Monday, December 19, 2005

Can I be completely honest with myself and still be a Christian? - part V


So I have to take some time off to go and study what this Christ said. (Like I haven't done this a zillion times already, yet here I am again still. Geesh!)

But I can make some preamble discussion points that I’ve already discovered from past research that I just can't hardly question any further. These basically are as follows:

Jesus the Jew was not an urban myth.

The Jesus of Nazareth tale is not a hoax. Nor is it an ex post facto fabrication of a group of fishermen turned religious zealots. Nor was it a simple exaggeration into the miraculous of common day events. He did exist in history and he did walk the course of miles and miles from one town to the next and back again in the Galilee region around 30 A.D. preaching revolutionary ideas and performing what appeared to be miracles to the crowds that followed him.

There's just been too much serious serious research effort and studies done walking and tracing the paths that Jesus of Nazareth walked. I've read about half of Edersheim's Life and Times of Jesus the Messiah published in 1885 and this is a monumental publication of known research efforts. It’s totally amazing to me how every step and saying has been ad infinitum compared to the culture and geography of the time and mapped out over and over again. To make a cheap argument that Jesus never existed is intellectually lazy and intentionally self-deceptive at best -even when presented from pseudo-experts in a pseudo-documentary.

The documentation we have about Jesus Christ is reliable.

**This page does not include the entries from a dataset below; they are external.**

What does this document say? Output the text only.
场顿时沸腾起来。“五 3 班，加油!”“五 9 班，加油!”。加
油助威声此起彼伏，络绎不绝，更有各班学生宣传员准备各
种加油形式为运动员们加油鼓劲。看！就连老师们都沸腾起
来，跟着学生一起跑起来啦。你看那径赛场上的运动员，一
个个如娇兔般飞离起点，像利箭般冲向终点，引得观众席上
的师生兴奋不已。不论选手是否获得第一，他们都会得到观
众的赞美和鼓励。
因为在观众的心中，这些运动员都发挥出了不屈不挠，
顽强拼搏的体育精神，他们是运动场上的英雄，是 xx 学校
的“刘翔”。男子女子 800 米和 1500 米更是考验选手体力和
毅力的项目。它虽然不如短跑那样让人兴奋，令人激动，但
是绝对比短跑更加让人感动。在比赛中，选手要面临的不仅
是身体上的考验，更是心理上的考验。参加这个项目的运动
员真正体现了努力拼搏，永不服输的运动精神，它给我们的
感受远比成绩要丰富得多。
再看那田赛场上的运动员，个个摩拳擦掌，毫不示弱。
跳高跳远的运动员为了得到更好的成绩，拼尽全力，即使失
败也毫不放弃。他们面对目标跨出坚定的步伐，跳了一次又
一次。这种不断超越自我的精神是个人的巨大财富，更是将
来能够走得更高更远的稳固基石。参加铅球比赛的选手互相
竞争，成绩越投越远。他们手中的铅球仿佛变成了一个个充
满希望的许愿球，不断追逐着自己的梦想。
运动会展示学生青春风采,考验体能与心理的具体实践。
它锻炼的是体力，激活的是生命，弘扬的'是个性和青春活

Again, there's just too much research that's been done on this. (I don't even begin to have to energy to go and try to disprove or prove any of the New Testament starting from myself.)

I can at least go back and read the biographies (gospels) written by Matthew and Mark and Luke and John and be satisfied that I am reading the words that this special guy named Jesus actually said to these people at the time.

Myth of CertaintyAgain, ultimately I could be wrong. I could always be wrong. But I think I can be at peace enough, given the studies done by others, that I don't have to keep going back to the fundamental questions of "how do you know Jesus even existed?" and "how do you know the writing we have of him aren’t frauds?"

I think I can safely study the words of Jesus to see what he said.

I'd much rather all this be obvious. But it's not.

I'd much rather also that I could "know for sure" when I conclude things, but unfortunately, I must admit, that I will always be open to the idea that I may be wrong - whatever a viewpoint I take. That sucks.

But I didn't create this situation. I'm only a creature within it - standing upon a desert isle looking around to see what I can find.